天心亭は日米首脳会談を文字通り膝を詰めて行った場所で、日常的には中曽根氏が寝泊りしていた。平屋で24.79平米しかなく森の中にひっそりと佇んでいる。だからこそ木々のさざめき、雨音や鳥の声がすぐそこに聞こえる。
書院はそれとは対照的な吹き抜けのある大きな洋館で、広々としたリビングルームに大きなソファがあり、隣室は8人掛けのダイニングになっている。壁に飾ってある油絵や書は全て中曽根氏の作品だ。
小さな山全体が敷地となっており、窓から見える風景もすべて自分の所有物である。幹線道路や付近の住宅から離れて静寂が保たれている。
こうした静かな環境でありながら、首相官邸から58キロの距離で日帰りでも余裕だ。軽井沢や箱根といった有名な別荘地でもないので、面倒なつきあいもなく休養や読書に集中できたのだろう。
東京都内にして、この壮大な隠れ家。ヨーロッパの城や宮殿、京都の寺、カリフォルニアにある大富豪のHearst Castle、ニューヨークのトランプタワーなど、これまで様々な豪邸や建築物を見学してきたが、それらとも違う独特の感覚である。
中曽根氏の教養と審美眼を体現したもの。
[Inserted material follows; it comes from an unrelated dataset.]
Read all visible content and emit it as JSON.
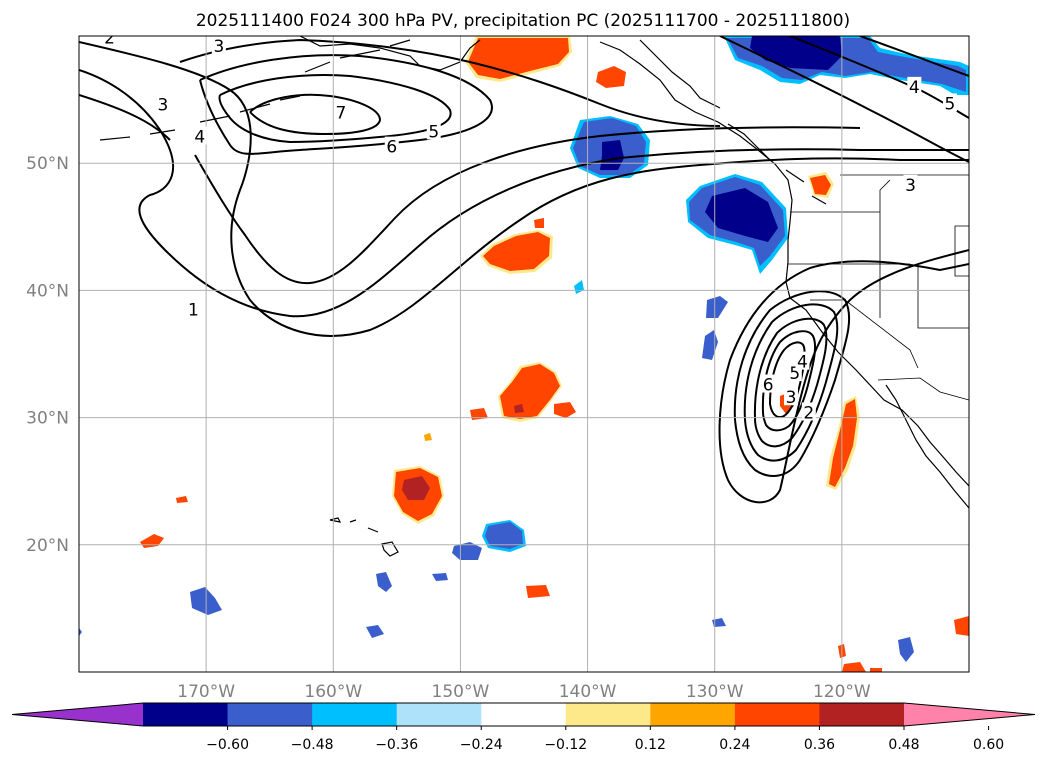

日の出山荘の家屋や敷地の管理にかかる費用は年間890万円で、個人所有となれば固定資産税もかかる。吹き抜けを作ると電気代がかかるとか、そういった庶民的な感覚を超えた物件であることは間違いない。相当なお金持ちでないと維持できないが、彼の実家は群馬の裕福な材木商でそれを可能にした資金力もあった。こうした三拍子が揃った人物は中々いない。
個人的な意見だが、トランプタワーのギラギラした装飾には趣味の悪さしか感じられず、所有者の教養のなさが如実に表れている。フランスのシャンポール城やベルサイユ宮殿も似たようなもので、ただただお金があることや権力を必死に見せびらかしている。
これとは対照的なのは京都の古寺で、無駄を省いたミニマリスト的な価値観がやや行き過ぎて圧迫感を感じることもある。
人間が心からリラックスできる環境を具体化したもの、それが日の出山荘である。こうした空間を私も追求してみたいものだ。